- Highclere
- Coordinates: 41°10′55″S 145°48′27″E﻿ / ﻿41.1819°S 145.8075°E
- Country: Australia
- State: Tasmania
- Region: North West
- LGA: Burnie;
- Location: 18 km (11 mi) SW of Burnie;

Government
- • State electorate: Braddon;
- • Federal division: Braddon;

Population
- • Total: 120 (2016 census)
- Postcode: 7321
Localities around Highclere
| West Ridgley | Ridgley, East Ridgley | Upper Stowport |
| Tewkesbury, West Ridgley | Highclere | Upper Natone |
| Tewkesbury | Hampshire | Upper Natone |

= Highclere, Tasmania =

Highclere is a locality and small rural community in the local government area of Burnie in the North West region of Tasmania.
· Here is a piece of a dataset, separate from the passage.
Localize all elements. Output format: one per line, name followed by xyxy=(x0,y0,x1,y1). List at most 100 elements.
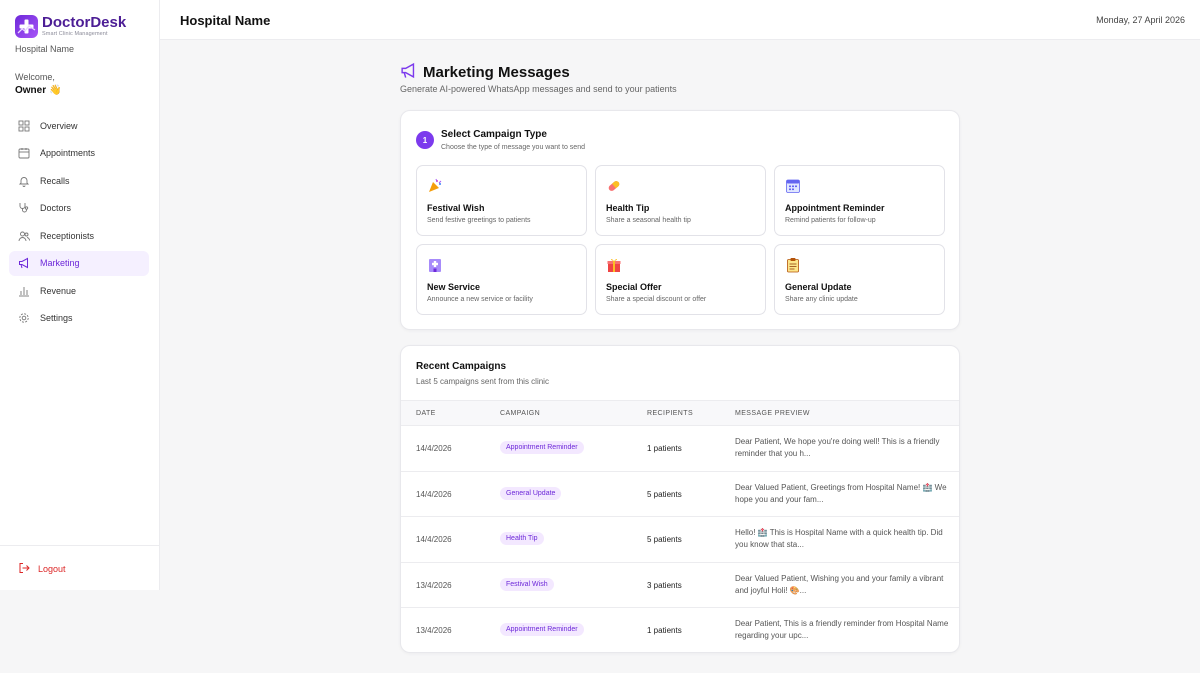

It is located about 18 km south-west of the town of Burnie.
The 2016 census determined a population of 120 for the state suburb of Highclere.

==History==
A rail siding was built in the area in 1903. The settlement that grew up around it was known as Oonah Road Siding until 1922, when it was changed to Highclere. The locality was gazetted in 1966.

==Geography==
The Emu River forms the eastern boundary, and the Guide River forms the western boundary. The Melba rail line passes through from south-west to north.

==Road infrastructure==
The B18 route (Ridgley Highway) passes through from south to north. Route C101 (Oonah Road) starts at an intersection with B18 and runs west before exiting.